The deal suggested is that the loan, which is owed to a holding company called Fordstam (controlled by Abramovich), should now be paid to Camberley International Investments, which appears to be linked to Abramovich. That just isn’t going to happen if the UK Government is good to its word. They have pledged that not a single pound from the sale process can end up in Abramovich’s pocket.

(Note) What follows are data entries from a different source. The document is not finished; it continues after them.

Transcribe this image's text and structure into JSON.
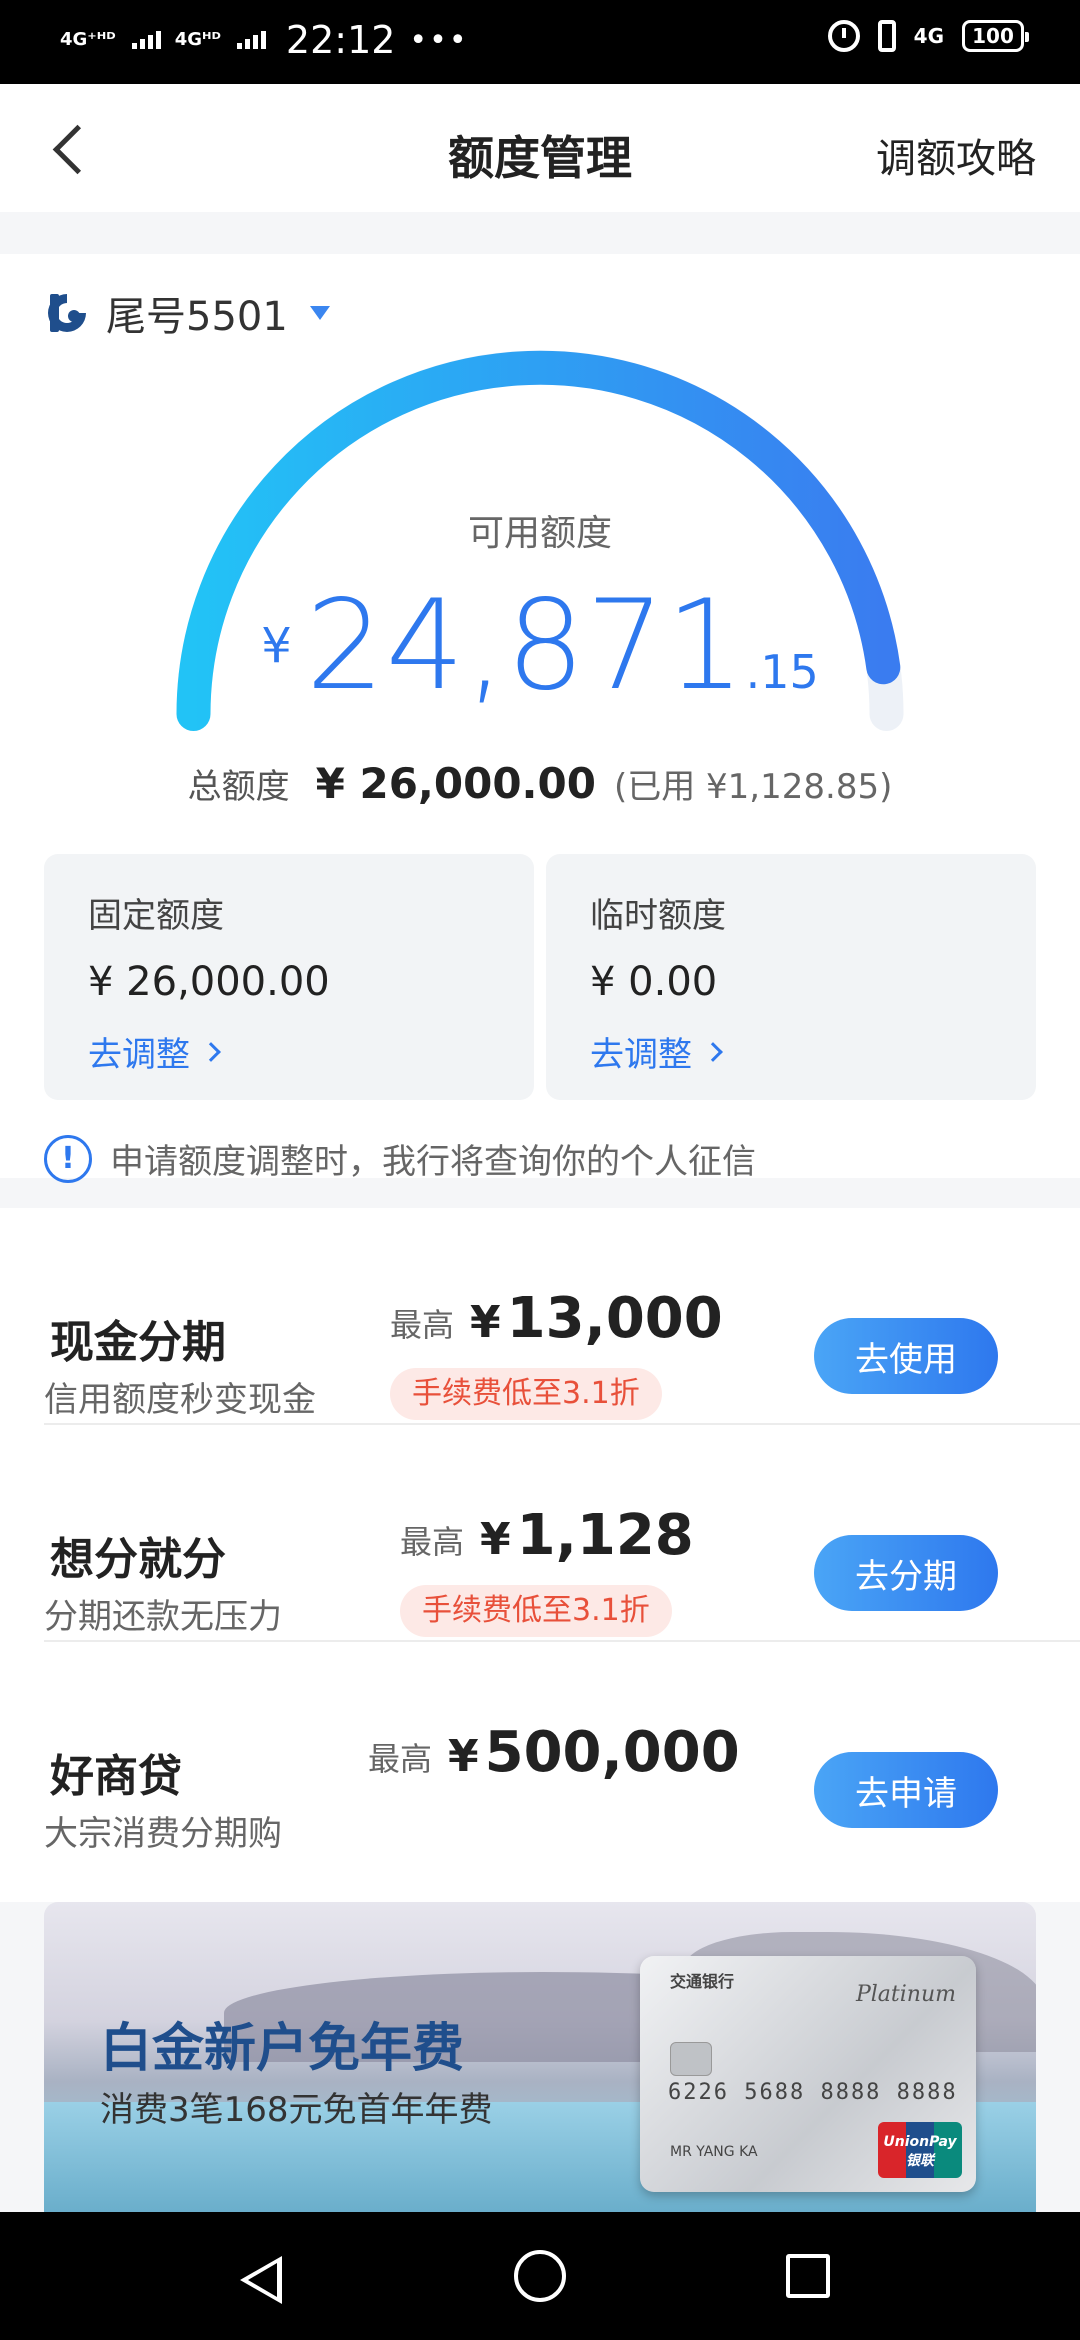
{
  "status_bar": {
    "signal1": "4G⁺ᴴᴰ",
    "signal2": "4Gᴴᴰ",
    "time": "22:12",
    "dots": "•••",
    "network": "4G",
    "battery": "100"
  },
  "header": {
    "title": "额度管理",
    "right_link": "调额攻略"
  },
  "account": {
    "label": "尾号5501"
  },
  "limit": {
    "available_label": "可用额度",
    "currency": "¥",
    "available_int": "24,871",
    "available_dec": ".15",
    "available_fraction": 0.957,
    "total_label": "总额度",
    "total_value": "¥ 26,000.00",
    "used_text": "(已用 ¥1,128.85)"
  },
  "sub_limits": {
    "fixed": {
      "label": "固定额度",
      "value": "¥ 26,000.00",
      "link": "去调整"
    },
    "temp": {
      "label": "临时额度",
      "value": "¥ 0.00",
      "link": "去调整"
    }
  },
  "notice": {
    "icon": "!",
    "text": "申请额度调整时，我行将查询你的个人征信"
  },
  "products": [
    {
      "name": "现金分期",
      "desc": "信用额度秒变现金",
      "max_label": "最高",
      "currency": "¥",
      "amount": "13,000",
      "tag": "手续费低至3.1折",
      "button": "去使用"
    },
    {
      "name": "想分就分",
      "desc": "分期还款无压力",
      "max_label": "最高",
      "currency": "¥",
      "amount": "1,128",
      "tag": "手续费低至3.1折",
      "button": "去分期"
    },
    {
      "name": "好商贷",
      "desc": "大宗消费分期购",
      "max_label": "最高",
      "currency": "¥",
      "amount": "500,000",
      "tag": "",
      "button": "去申请"
    }
  ],
  "banner": {
    "title": "白金新户免年费",
    "subtitle": "消费3笔168元免首年年费",
    "card_bank": "交通银行",
    "card_tier": "Platinum",
    "card_number": "6226 5688 8888 8888",
    "card_name": "MR YANG KA",
    "card_network": "UnionPay 银联"
  },
  "colors": {
    "accent": "#2e78ee",
    "gauge_start": "#22c3f6",
    "gauge_end": "#3a7cf0",
    "tag_bg": "#fde9e6",
    "tag_text": "#e8503a"
  }
}
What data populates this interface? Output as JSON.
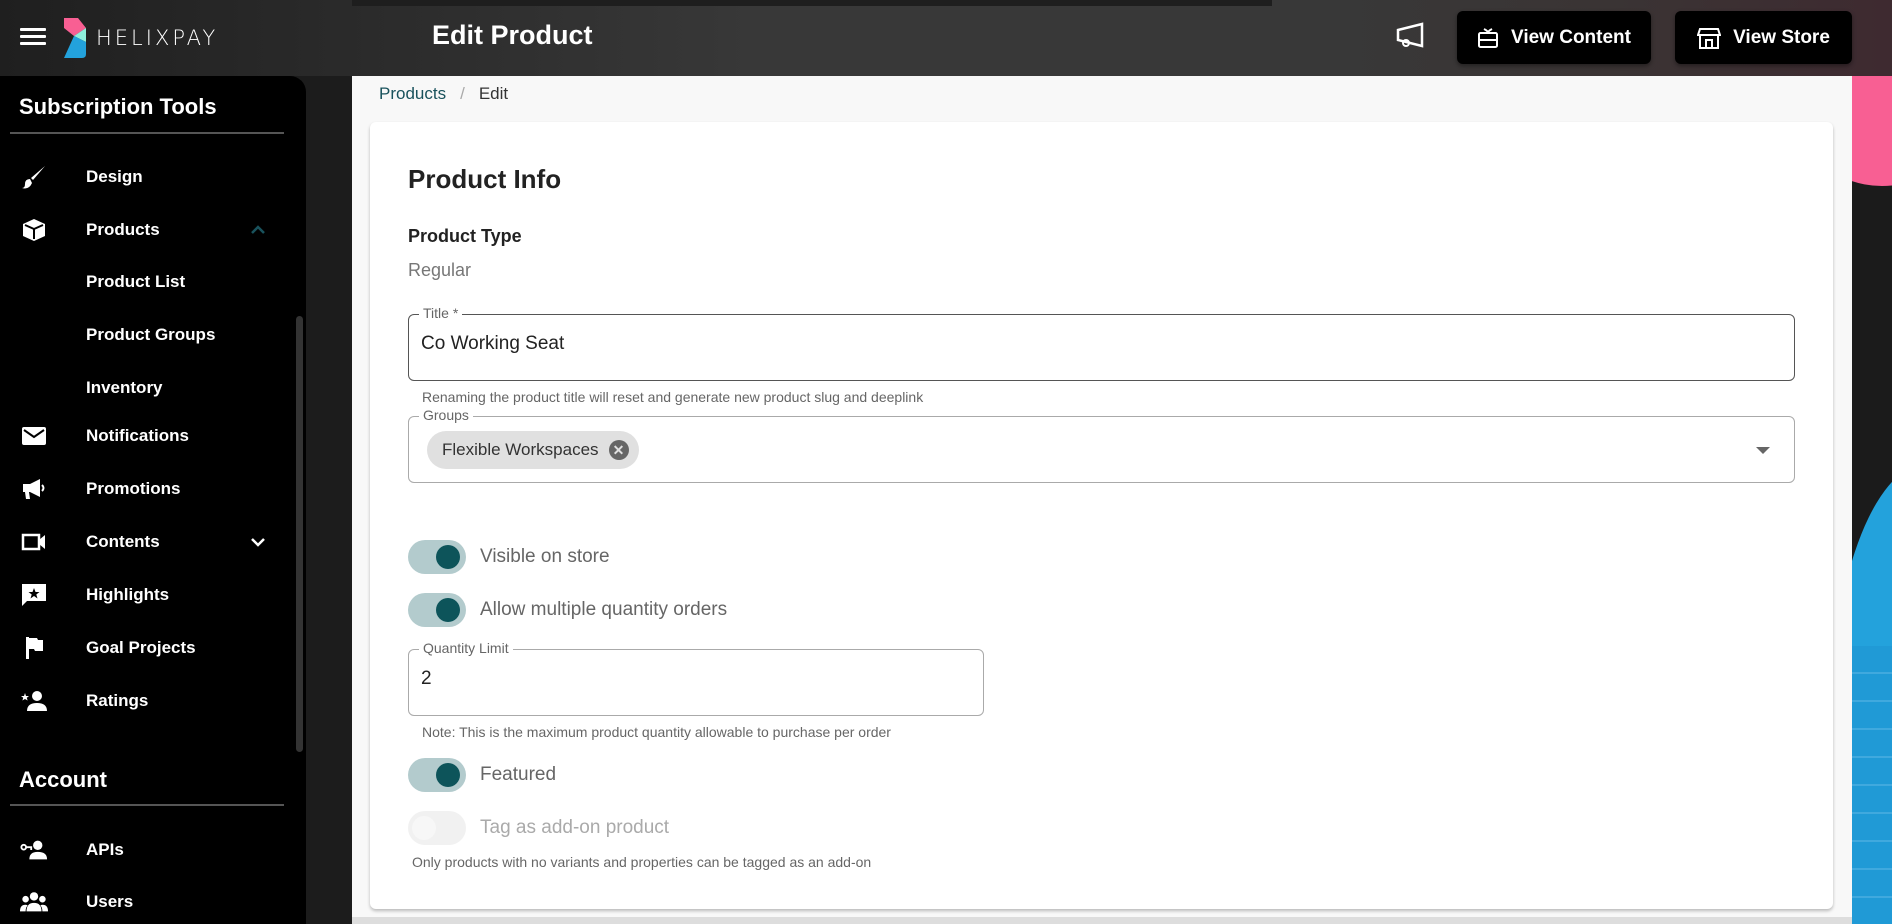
{
  "header": {
    "brand": "HELIXPAY",
    "page_title": "Edit Product",
    "buttons": {
      "view_content": "View Content",
      "view_store": "View Store"
    },
    "icons": [
      "menu-icon",
      "megaphone-outline-icon",
      "gift-card-icon",
      "storefront-icon"
    ]
  },
  "sidebar": {
    "sections": [
      {
        "title": "Subscription Tools",
        "items": [
          {
            "label": "Design",
            "icon": "brush-icon"
          },
          {
            "label": "Products",
            "icon": "package-icon",
            "expanded": true
          },
          {
            "label": "Product List",
            "sub": true
          },
          {
            "label": "Product Groups",
            "sub": true
          },
          {
            "label": "Inventory",
            "sub": true
          },
          {
            "label": "Notifications",
            "icon": "mail-icon"
          },
          {
            "label": "Promotions",
            "icon": "megaphone-icon"
          },
          {
            "label": "Contents",
            "icon": "video-icon",
            "expandable": true
          },
          {
            "label": "Highlights",
            "icon": "star-comment-icon"
          },
          {
            "label": "Goal Projects",
            "icon": "flag-icon"
          },
          {
            "label": "Ratings",
            "icon": "star-person-icon"
          }
        ]
      },
      {
        "title": "Account",
        "items": [
          {
            "label": "APIs",
            "icon": "key-person-icon"
          },
          {
            "label": "Users",
            "icon": "group-icon"
          }
        ]
      }
    ]
  },
  "breadcrumb": {
    "parent": "Products",
    "separator": "/",
    "current": "Edit"
  },
  "form": {
    "card_title": "Product Info",
    "product_type_label": "Product Type",
    "product_type_value": "Regular",
    "title_field": {
      "label": "Title *",
      "value": "Co Working Seat",
      "helper": "Renaming the product title will reset and generate new product slug and deeplink"
    },
    "groups_field": {
      "label": "Groups",
      "chips": [
        "Flexible Workspaces"
      ]
    },
    "toggles": {
      "visible_on_store": {
        "label": "Visible on store",
        "on": true
      },
      "allow_multiple": {
        "label": "Allow multiple quantity orders",
        "on": true
      },
      "featured": {
        "label": "Featured",
        "on": true
      },
      "addon": {
        "label": "Tag as add-on product",
        "on": false,
        "disabled": true,
        "helper": "Only products with no variants and properties can be tagged as an add-on"
      }
    },
    "quantity_field": {
      "label": "Quantity Limit",
      "value": "2",
      "helper": "Note: This is the maximum product quantity allowable to purchase per order"
    }
  },
  "colors": {
    "accent": "#0d545a",
    "toggle_track": "#b3cbcd",
    "link": "#19525c",
    "brand_pink": "#f85f93",
    "brand_blue": "#23a2dc"
  }
}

And so we have a stand off and, just to add some tension, the clock is ticking. Chelsea are only operating as club because the UK Government carved them out of sanctions until May 31st so that they could finish the season. Without Government permission, they cannot function: they can’t sell tickets, pay players or recruit players. They can’t even stage matches. They would essentially be liquidated and unable to play at any level, until some kind of deal can be sorted.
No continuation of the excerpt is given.